Finra takes a closer look at robo-advisors

US regulatory body Finra (Financial Industry Regulatory Authority) has waded into the growing market for robo-advisory services, warning firms of the need for sound governance and supervision of digital investment tools.

Noting that global spending on digital wealth management services is expected to increase significantly, the watchdog has issued a new report intended to highlight best practice, and to remind member firms of their obligations under Finra rules

“We trust that the report will provide information and guidance for Finra member firms and investors about key aspects of the rapidly growing arena of digital investment advice,” says Richard Ketchum, chairman and CEO. “As these services develop, firms need to ensure that the core principles of investor protection - such as understanding and responding to customers’ needs and objectives - serve as the foundation of these new tools as well.”

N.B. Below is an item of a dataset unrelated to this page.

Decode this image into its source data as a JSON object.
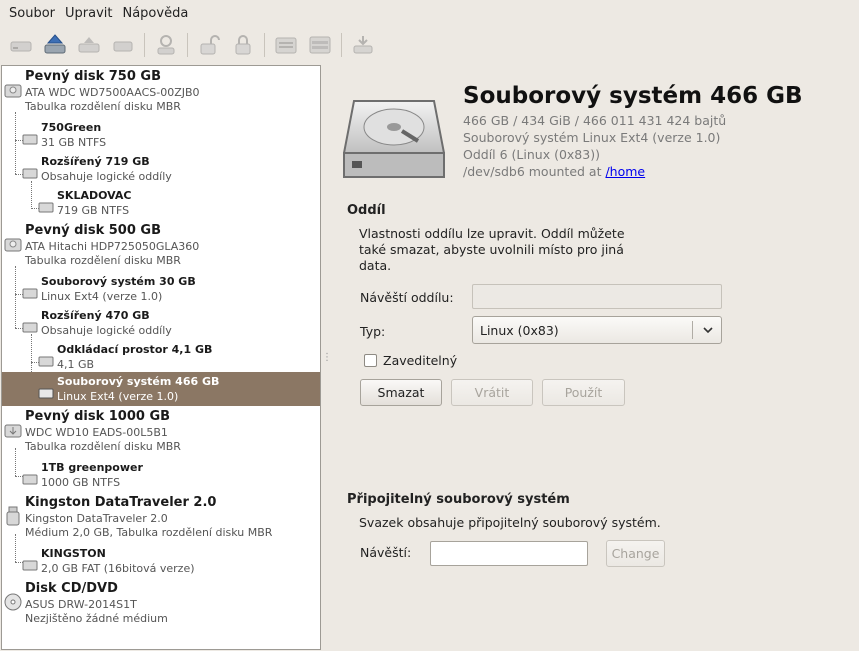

Although the report does not create any new legal requirements or change any existing broker-dealer regulatory obligations, it outlines regulatory principles and effective practices in five key areas:
  • Governance and supervision of algorithms, including initially assessing the methodology of digital tools and the quality and reliability of data inputs, as well as ongoing evaluation such as testing the tools to ensure they are performing as expected, and determining whether models used by a tool remain appropriate as market conditions change;
  • Customer profiling, including assessing both a customers’ risk capacity and risk willingness, and addressing contradictory or inconsistent responses in customer-provided information;
  • Governance and supervision of portfolios and conflicts of interest, including determining the risk, return and diversification characteristics of a portfolio that is suitable for a given investor profile, and mitigating - through avoidance or disclosure - conflicts that can arise through the selection of securities for a portfolio;
  • Rebalancing, including providing descriptions of how the rebalancing works and procedures that define how the tools will act in the event of a major market movement;
  • Training that enables financial professionals to understand the key assumptions and limitations of individual digital investment advice tools, and determine when use of a tool may not be appropriate for a client.

The report also suggests that investors evaluate whether their financial services firm is gathering enough information to understand their needs and risk tolerance.

"Investors should be aware that conflicts of interest can exist even with digital investment advice, and that the advice they receive depends on the investment approach and underlying assumptions used in the digital tool," states the body. "In addition, the report recommends that investors understand the fees they are paying and services they are receiving, including such features as portfolio rebalancing."